Embora olhando os estados que aderiram ao remédio proposto por Bolsonaro desde o início de abril reduzirem a curva de crescimento de óbitos por covid-19, e a cura mais acelerada, ainda assim Flávio Dino não deu o braço a torcer. Ficou birrando, talvez por ter sido sugestão dada pelo presidente da República.

Enquanto no Maranhão a taxa só  cresce a cada dia, apesar de medidas restritivas de circulação de pessoas, incluindo outras mais severas, como o lockdown, no Piauí os registros não evoluem e chegam a não registrar um só óbito em 24 horas.
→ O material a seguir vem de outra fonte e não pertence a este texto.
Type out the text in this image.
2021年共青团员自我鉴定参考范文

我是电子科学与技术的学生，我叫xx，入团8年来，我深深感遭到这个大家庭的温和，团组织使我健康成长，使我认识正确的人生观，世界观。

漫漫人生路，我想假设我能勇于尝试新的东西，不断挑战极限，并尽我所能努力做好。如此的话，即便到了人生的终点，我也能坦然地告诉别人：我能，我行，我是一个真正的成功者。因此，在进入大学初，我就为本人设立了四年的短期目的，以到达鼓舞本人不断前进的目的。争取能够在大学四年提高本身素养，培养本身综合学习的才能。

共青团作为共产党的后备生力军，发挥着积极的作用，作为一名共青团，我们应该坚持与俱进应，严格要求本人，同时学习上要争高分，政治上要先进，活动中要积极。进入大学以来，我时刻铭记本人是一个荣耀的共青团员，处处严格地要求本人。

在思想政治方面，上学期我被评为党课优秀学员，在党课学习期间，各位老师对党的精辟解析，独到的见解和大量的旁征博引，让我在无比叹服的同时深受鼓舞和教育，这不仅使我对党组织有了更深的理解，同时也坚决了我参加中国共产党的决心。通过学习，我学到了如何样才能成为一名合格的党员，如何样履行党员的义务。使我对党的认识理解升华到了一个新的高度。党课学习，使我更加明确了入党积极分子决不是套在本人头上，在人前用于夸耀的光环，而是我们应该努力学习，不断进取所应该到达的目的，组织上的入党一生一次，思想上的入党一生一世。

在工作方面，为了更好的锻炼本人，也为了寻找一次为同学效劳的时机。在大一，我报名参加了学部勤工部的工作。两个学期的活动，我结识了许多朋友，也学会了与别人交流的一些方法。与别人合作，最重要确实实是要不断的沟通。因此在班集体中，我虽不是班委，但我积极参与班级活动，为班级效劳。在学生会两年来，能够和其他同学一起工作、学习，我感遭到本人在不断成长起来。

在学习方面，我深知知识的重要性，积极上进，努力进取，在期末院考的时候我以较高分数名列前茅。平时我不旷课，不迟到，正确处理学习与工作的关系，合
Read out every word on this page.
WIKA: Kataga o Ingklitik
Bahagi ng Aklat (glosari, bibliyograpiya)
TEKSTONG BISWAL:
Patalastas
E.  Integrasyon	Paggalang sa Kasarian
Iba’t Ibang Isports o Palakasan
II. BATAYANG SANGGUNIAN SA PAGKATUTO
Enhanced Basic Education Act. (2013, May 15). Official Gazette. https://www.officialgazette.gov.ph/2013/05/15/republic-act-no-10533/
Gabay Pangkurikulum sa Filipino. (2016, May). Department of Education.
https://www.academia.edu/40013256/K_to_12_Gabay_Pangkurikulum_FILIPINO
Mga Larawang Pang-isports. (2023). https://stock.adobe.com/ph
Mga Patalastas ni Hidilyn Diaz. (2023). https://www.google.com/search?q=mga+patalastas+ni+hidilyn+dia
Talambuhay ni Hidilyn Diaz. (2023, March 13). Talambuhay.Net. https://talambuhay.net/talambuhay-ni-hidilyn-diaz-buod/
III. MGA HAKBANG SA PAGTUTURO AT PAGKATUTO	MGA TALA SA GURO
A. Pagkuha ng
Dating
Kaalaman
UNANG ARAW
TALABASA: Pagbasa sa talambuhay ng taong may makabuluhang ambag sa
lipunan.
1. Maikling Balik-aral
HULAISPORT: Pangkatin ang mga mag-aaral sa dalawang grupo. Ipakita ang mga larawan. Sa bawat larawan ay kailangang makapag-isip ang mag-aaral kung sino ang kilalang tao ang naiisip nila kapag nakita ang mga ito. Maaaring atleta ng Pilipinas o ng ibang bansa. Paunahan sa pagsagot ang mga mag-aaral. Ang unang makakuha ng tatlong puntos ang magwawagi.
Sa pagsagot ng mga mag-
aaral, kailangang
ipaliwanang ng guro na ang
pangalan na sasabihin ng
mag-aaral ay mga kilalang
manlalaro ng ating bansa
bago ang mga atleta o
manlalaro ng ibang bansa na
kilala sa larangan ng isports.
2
Reduções foram confirmadas em Minas, Bahia, Rio Grande do Norte, Mato Grosso e em outros estados onde a cloroquina, com o composto de azitromicina e zinco, passou a ser administrada.

Quantas vidas estariam salvas até hoje não fosse a cisma de Flávio Dino em não aceitar o uso do medicamento? O protocolo composto pelos medicamentos aqui citados estão sendo usados em tratamento domiciliar proposto pelos médicos, com resultados que agradam aos curados, familiares e aos hospitais que evitam a aglomeração de doentes.

No release distribuído pela Secom, o governo informa que passou o adotar o protocolo desde o dia 12 deste, mais de 50 dias do que vem sendo feito por outros governadores com êxito.